Where did he get them? For the record, here is what he stated in Part I of his series, dated Aug. 16, 1999:
Capitol Hill Blue, 1999: Over the past several months, researchers for Capitol Hill Blue have checked public records, past newspaper articles, civil court cases and criminal records of both current and recent members of the United States Congress (since 1992). We have talked with former associates and business partners who have been left out in the cold by people they thought were friends. …
All checks were made through public records. Our researchers were not allowed to break any laws or misrepresent themselves to obtain this information.
Where are the "Public" Records?
So if all this information is contained in "public records," then it should be a simple matter to cite specific sources and provide documentation.

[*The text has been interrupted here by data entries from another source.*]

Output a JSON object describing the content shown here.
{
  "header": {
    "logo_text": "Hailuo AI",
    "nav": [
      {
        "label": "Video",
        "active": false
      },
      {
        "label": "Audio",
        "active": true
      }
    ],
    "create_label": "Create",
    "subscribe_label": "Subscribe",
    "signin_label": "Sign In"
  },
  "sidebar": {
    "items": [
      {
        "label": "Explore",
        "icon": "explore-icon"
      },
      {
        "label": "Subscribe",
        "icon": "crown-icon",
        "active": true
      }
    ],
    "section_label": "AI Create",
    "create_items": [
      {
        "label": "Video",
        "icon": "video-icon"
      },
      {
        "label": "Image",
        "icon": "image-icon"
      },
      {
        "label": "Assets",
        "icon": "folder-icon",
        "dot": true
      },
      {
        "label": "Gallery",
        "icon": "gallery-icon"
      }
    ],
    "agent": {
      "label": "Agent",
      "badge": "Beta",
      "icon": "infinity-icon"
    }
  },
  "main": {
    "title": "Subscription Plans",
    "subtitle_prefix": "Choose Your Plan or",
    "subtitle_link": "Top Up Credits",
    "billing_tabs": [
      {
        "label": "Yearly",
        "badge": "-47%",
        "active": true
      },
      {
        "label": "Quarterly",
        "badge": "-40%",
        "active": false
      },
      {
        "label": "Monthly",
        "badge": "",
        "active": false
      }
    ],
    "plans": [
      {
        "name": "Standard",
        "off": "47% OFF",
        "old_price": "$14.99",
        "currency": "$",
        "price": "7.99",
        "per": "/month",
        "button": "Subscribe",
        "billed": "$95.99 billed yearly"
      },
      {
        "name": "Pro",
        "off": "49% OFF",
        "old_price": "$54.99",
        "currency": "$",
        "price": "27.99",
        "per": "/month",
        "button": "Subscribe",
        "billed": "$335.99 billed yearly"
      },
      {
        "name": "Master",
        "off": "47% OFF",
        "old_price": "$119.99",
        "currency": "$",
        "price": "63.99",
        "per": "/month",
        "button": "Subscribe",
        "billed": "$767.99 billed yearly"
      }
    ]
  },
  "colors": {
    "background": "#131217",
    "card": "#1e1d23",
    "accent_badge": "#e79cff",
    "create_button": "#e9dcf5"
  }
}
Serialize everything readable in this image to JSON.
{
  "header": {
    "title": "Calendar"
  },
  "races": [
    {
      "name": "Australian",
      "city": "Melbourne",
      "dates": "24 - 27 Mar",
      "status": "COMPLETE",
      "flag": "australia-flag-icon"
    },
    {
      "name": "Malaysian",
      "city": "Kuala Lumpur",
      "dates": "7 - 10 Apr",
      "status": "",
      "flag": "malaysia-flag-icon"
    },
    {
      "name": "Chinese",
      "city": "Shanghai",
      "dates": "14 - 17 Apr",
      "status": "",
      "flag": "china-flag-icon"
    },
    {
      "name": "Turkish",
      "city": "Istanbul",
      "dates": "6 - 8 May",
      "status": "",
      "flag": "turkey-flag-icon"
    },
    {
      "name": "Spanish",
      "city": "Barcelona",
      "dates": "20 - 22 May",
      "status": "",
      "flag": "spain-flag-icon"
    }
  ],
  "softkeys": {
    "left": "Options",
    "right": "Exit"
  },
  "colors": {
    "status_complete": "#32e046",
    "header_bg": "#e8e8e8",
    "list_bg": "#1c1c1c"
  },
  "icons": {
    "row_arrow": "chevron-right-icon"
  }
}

But Thompson rebuffed reporters who asked for such backup at the time his report was published. We contacted him recently, and he again declined to provide any documentation or to cite specific public sources. He still won't even name those he accused nearly 10 years ago.

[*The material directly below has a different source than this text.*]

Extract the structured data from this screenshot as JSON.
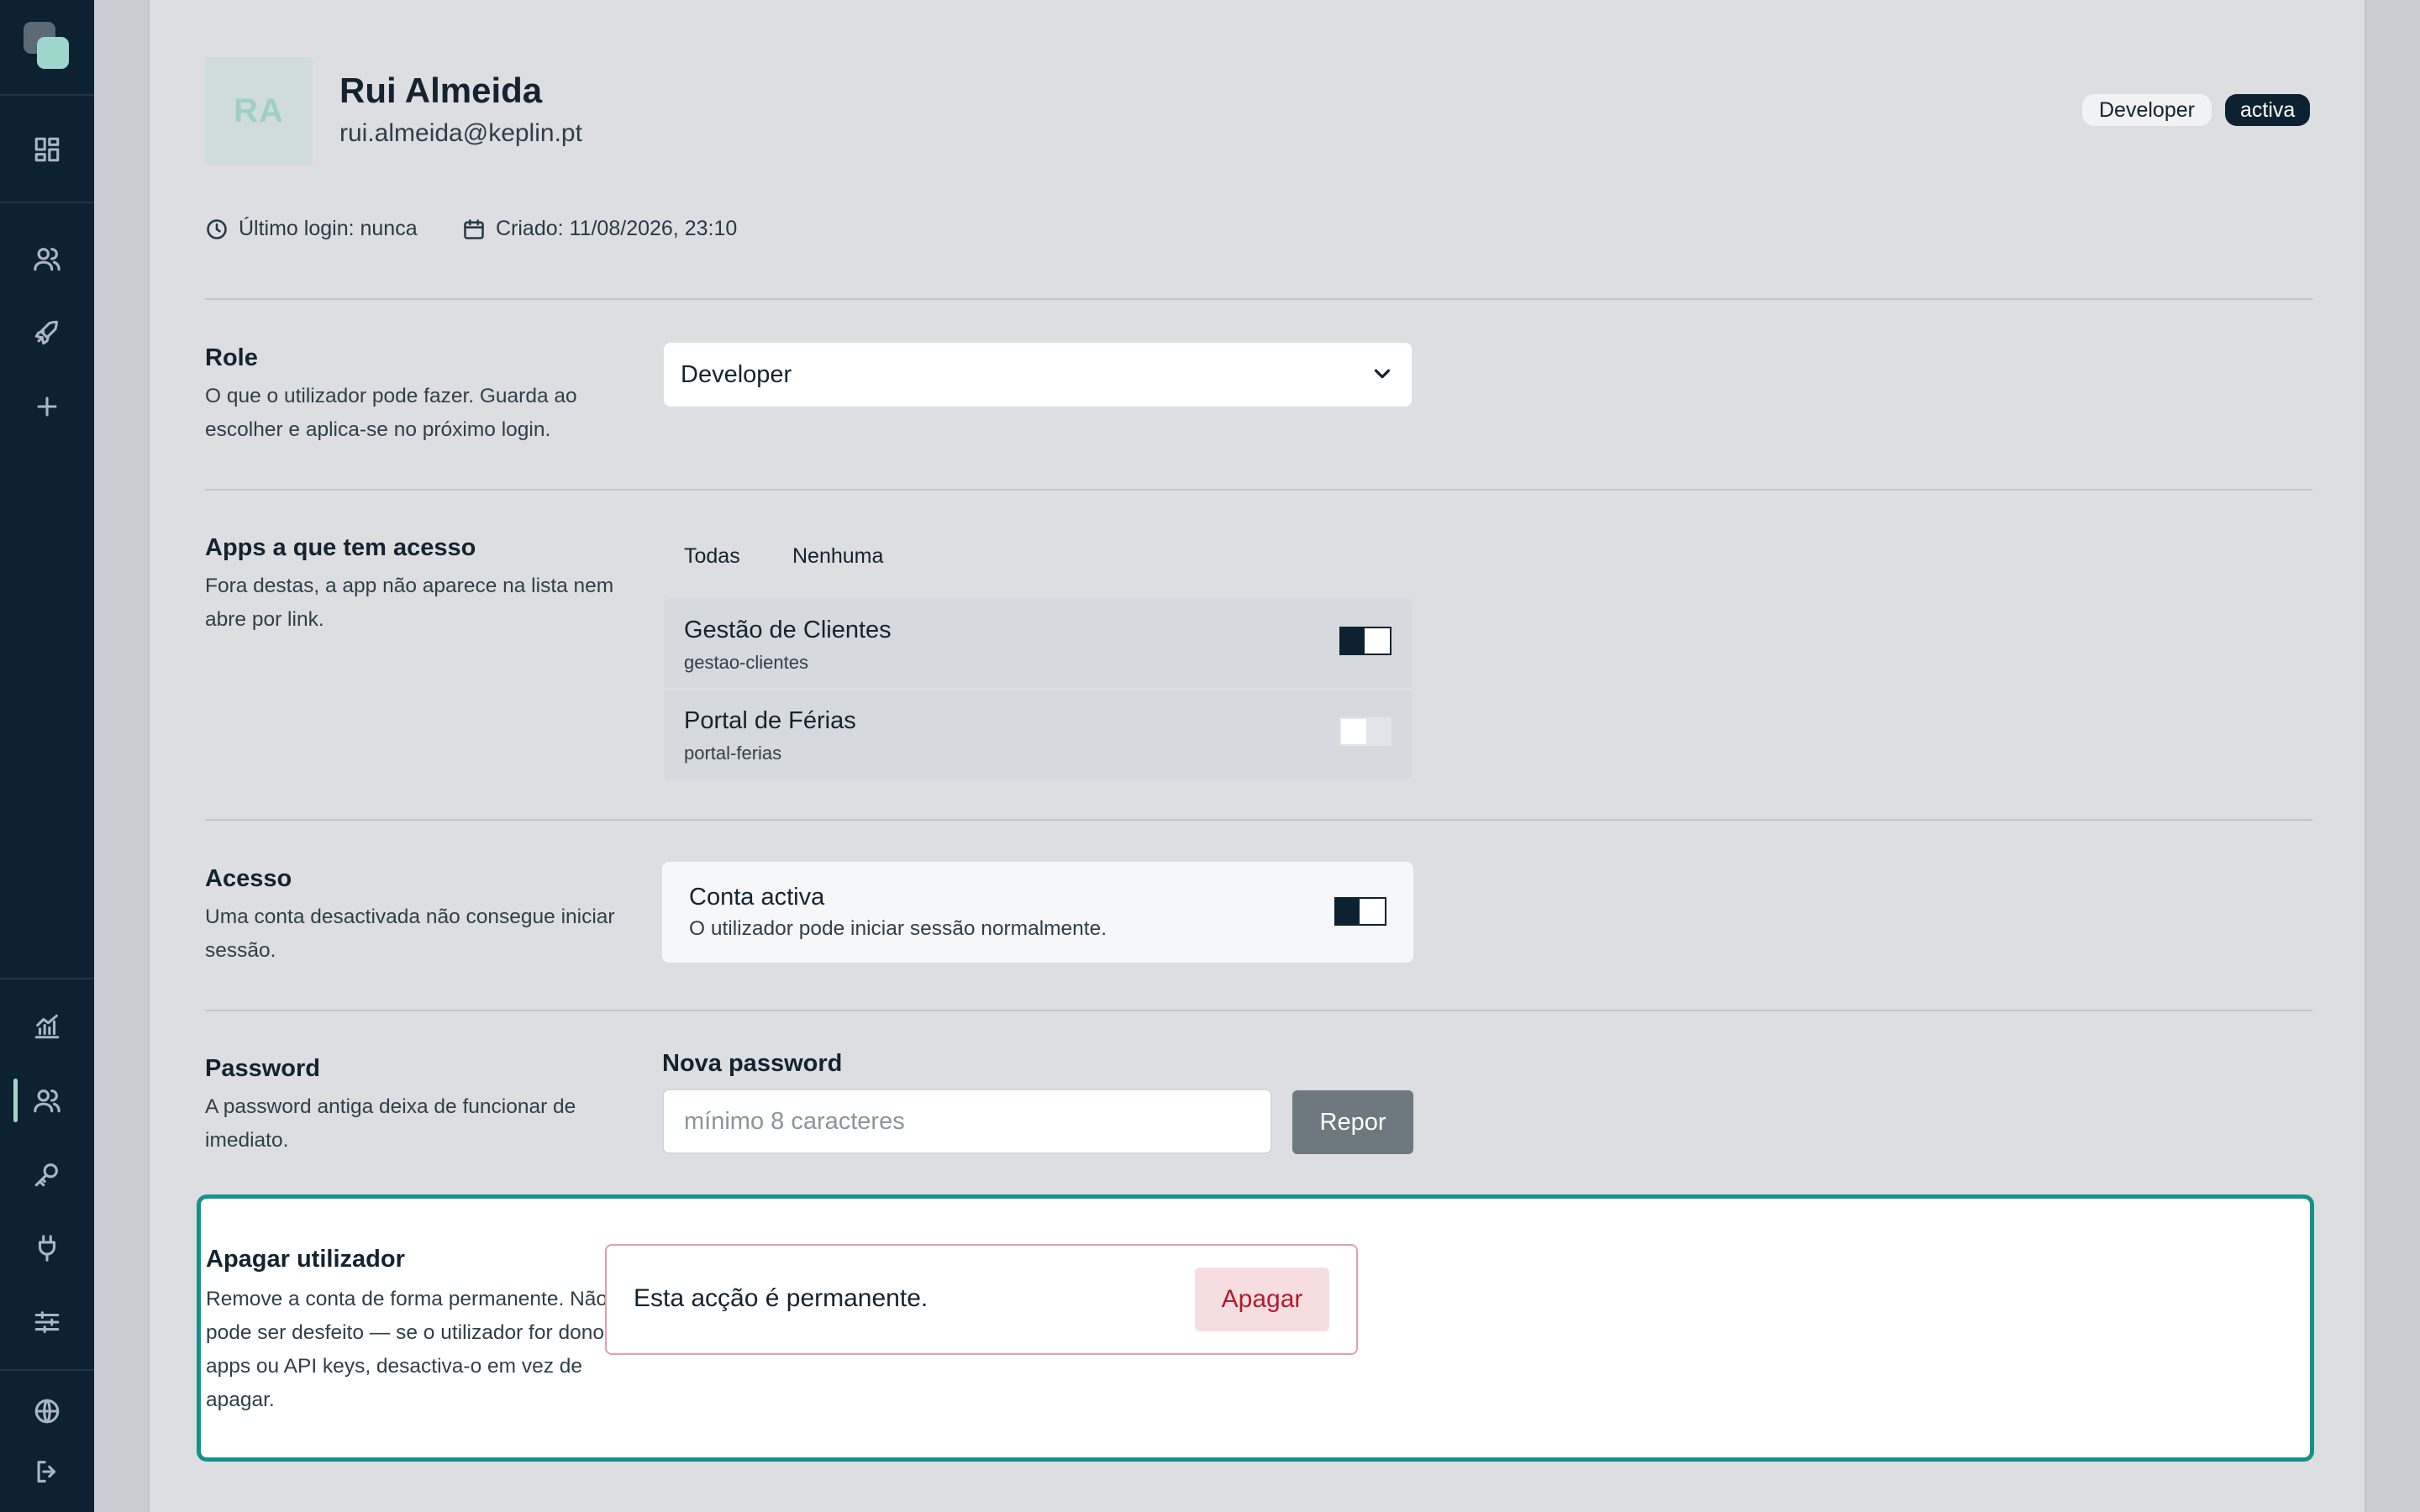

Thompson told us in an e-mail sent April 18: "I've explained before that we did not run a list of names because we could not determine the outcome of all of the cases. Some civil and domestic matters are settled out of court and the settlements are sealed. Some were dropped. We ran the numbers to show a pattern."
We find that explanation hard to accept. For one thing, Thompson claimed to know the outcome in some categories. For example, he wrote then: "Our research found 117 current and recent members of the House and Senate who have run at least two businesses each that went bankrupt, often leaving business partners and creditors holding the bag." Now he won't say who the 117 are. So there is no way to check on the accuracy of his claim.

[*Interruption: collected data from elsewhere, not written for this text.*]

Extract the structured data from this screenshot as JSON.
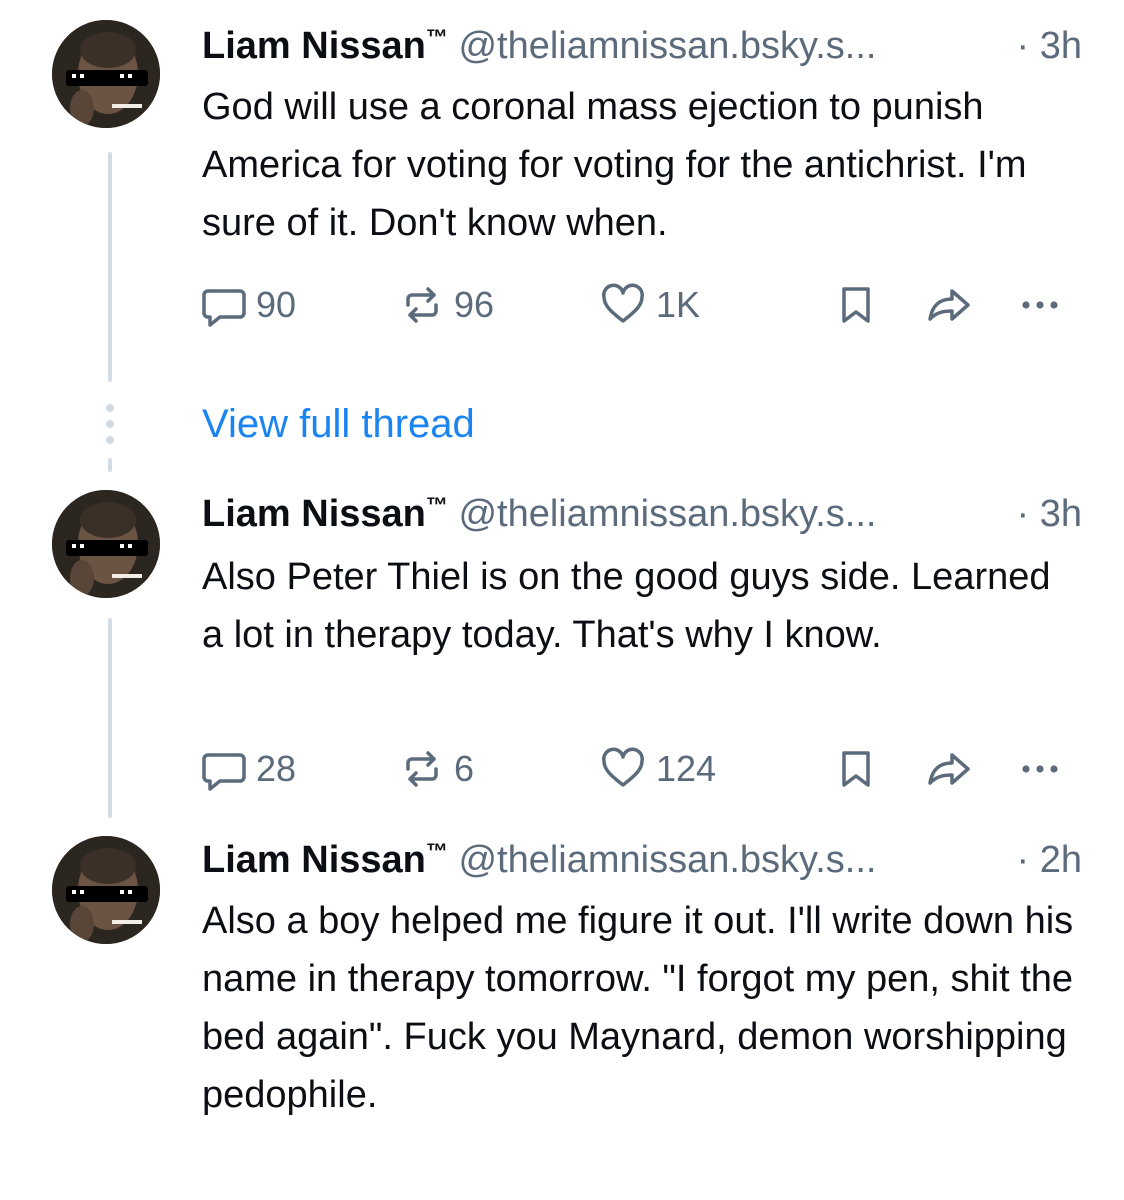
{
  "posts": [
    {
      "author": "Liam Nissan",
      "tm": "™",
      "handle": "@theliamnissan.bsky.s...",
      "separator": "·",
      "time": "3h",
      "text": "God will use a coronal mass ejection to punish America for voting for voting for the antichrist. I'm sure of it. Don't know when.",
      "replies": "90",
      "reposts": "96",
      "likes": "1K"
    },
    {
      "author": "Liam Nissan",
      "tm": "™",
      "handle": "@theliamnissan.bsky.s...",
      "separator": "·",
      "time": "3h",
      "text": "Also Peter Thiel is on the good guys side. Learned a lot in therapy today. That's why I know.",
      "replies": "28",
      "reposts": "6",
      "likes": "124"
    },
    {
      "author": "Liam Nissan",
      "tm": "™",
      "handle": "@theliamnissan.bsky.s...",
      "separator": "·",
      "time": "2h",
      "text": "Also a boy helped me figure it out. I'll write down his name in therapy tomorrow. \"I forgot my pen, shit the bed again\". Fuck you Maynard, demon worshipping pedophile."
    }
  ],
  "view_thread_label": "View full thread",
  "icons": {
    "reply": "reply-icon",
    "repost": "repost-icon",
    "like": "heart-icon",
    "bookmark": "bookmark-icon",
    "share": "share-icon",
    "more": "more-icon"
  },
  "colors": {
    "text": "#0b0f14",
    "muted": "#5b6b7c",
    "link": "#1a84f0",
    "thread_line": "#d4dbe2"
  }
}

Says Thompson: "I'm proud of that series and I stand by every fact and item used in it." The fact remains, he won't document the numbers.
Footnote: Mangling Mark Twain
Thompson took the title of his series from a famous witticism by author Samuel Clemens, better known by his pen name, Mark Twain. But Thompson got the quote wrong.
He led off the series with these words: "America, Mark Twain once said, is a nation without a distinct criminal class 'with the possible exception of Congress.' "
What Twain actually wrote was this: "It could probably be shown by facts and figures that there is no distinctly native American criminal class except Congress."
You don't have to take our word for it. Unlike Thompson and the anonymous authors of viral e-mails, we cite our sources and link you to them whenever possible so you can check them out for yourself. Twain's quip appears as a heading to Chapter VIII of his 1897 book, "Following the Equator," and he attributed it to his fictional character Pudd'nhead Wilson. The full text of Twain's book, no longer covered by copyright, is available online at the Gutenberg Project.
Jackson, Brooks. "Did President Bush call the Constitution a "goddamned piece of paper?" FactCheck.org. 12 Dec 2007.
Thompson, Doug. "Congress: America's Criminal Class" Parts 1-V. Capitol Hill Blue Web site, 16 – 20 Aug 1999 (accessed 21 April 2009).
Thompson, Doug. Interview with author via e-mail, 18 – 21 April 2009.
Twain, Mark (Samuel Clemens). "Pudd'nhead Wilson's New Calendar." Qtd. in Twain, "Following the Equator," 1897. Project Gutenberg EBook edition released 18 Aug 2006.